A 54 per cent decline compared to August 2011

TORONTO

There was 246,274 square feet of leased commercial space through the TorontoMLS system in August 2012, a 54 per cent decline compared to the previous year, reports the Toronto Real Estate Board (TREB) Commercial Division Members.

“Recent economic news pointed to pluses and minuses for the commercial real estate market in the Greater Toronto Area.

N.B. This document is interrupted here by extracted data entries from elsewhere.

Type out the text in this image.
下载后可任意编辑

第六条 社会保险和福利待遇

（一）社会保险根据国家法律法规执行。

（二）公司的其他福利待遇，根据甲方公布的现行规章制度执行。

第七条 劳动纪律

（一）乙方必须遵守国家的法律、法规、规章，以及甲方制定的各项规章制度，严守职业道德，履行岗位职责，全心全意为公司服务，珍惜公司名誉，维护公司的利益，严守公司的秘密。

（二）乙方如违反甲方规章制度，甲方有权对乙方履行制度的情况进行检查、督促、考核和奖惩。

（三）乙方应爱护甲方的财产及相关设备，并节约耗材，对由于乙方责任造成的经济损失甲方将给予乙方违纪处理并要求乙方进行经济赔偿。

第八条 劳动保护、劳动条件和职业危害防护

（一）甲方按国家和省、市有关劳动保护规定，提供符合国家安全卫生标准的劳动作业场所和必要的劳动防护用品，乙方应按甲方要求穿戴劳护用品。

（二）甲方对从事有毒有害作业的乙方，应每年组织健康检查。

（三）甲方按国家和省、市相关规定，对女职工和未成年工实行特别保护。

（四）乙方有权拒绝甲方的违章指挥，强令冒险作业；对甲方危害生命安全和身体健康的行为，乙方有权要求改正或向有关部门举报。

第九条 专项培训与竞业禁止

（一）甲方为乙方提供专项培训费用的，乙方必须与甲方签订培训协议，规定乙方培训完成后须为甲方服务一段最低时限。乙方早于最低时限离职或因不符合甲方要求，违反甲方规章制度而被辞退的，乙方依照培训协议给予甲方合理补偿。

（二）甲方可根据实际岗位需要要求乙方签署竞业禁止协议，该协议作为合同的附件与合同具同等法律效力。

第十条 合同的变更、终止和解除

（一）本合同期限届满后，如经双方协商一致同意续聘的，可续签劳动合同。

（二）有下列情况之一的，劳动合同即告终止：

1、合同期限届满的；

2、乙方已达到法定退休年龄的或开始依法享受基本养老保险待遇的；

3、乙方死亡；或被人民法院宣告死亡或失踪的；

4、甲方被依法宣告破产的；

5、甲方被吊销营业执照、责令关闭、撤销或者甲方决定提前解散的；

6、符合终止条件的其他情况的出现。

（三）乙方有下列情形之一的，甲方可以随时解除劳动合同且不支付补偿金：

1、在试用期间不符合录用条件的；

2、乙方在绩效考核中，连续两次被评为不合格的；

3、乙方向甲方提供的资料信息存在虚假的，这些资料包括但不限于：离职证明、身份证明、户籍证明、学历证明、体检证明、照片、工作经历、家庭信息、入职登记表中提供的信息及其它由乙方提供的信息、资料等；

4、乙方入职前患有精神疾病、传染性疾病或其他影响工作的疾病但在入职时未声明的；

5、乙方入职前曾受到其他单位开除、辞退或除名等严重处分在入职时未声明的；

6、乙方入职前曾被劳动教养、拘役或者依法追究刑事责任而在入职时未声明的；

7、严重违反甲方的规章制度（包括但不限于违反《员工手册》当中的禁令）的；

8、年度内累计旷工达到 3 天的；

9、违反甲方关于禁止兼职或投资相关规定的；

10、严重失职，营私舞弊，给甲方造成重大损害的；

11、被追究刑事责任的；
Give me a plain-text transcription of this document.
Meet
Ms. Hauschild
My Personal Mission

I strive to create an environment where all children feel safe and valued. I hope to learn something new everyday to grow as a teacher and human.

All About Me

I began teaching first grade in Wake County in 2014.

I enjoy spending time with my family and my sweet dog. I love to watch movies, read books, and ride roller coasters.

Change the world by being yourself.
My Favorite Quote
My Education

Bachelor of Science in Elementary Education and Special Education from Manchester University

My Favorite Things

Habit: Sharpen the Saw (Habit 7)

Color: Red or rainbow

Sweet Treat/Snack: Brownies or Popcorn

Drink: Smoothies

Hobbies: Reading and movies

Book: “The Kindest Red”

Business investment was a driver of GDP growth in the second quarter, but at the same time growth in exports reached a four quarter low,” said TREB commercial division chair Cynthia Lai in a statement.

“These mixed results point to uncertainty about future economic growth, which helps explain why some industrial firms in the GTA have remained on the sidelines with regard to real estate investment.”

The industrial segment of the market continued to account for the majority of leased space, 61 per cent, with deals reported for 151,365 square feet.

The average lease rate was $5.74 per square foot net, up from $4.28 per square foot net reported in August 2011.

The average lease rate for commercial/retail properties was down 61.6 per cent from last year to $11.32 from $29.47.

TREB reports that this change was due to a large retail lease transaction; larger properties often lease for a smaller amount per square foot.

The number of commercial properties sold in August 2012 was similar to the total for the previous year, 59 this year versus 64 in 2011.

The annual change in the average selling price per square foot was mixed depending on the property type in question.

The average industrial selling price was up on a year-over-year basis whereas the average price for commercial/retail and office properties was down.

“Given the uncertain economic outlook businesses have faced this year, the fact that the number of transactions in August remained in line with last year’s total is a positive sign,” said Lai.

“It is also important to note that the types of deals differ from one period to the next, which goes a long way to explaining the average price differences between August 2012 and the same period last year.”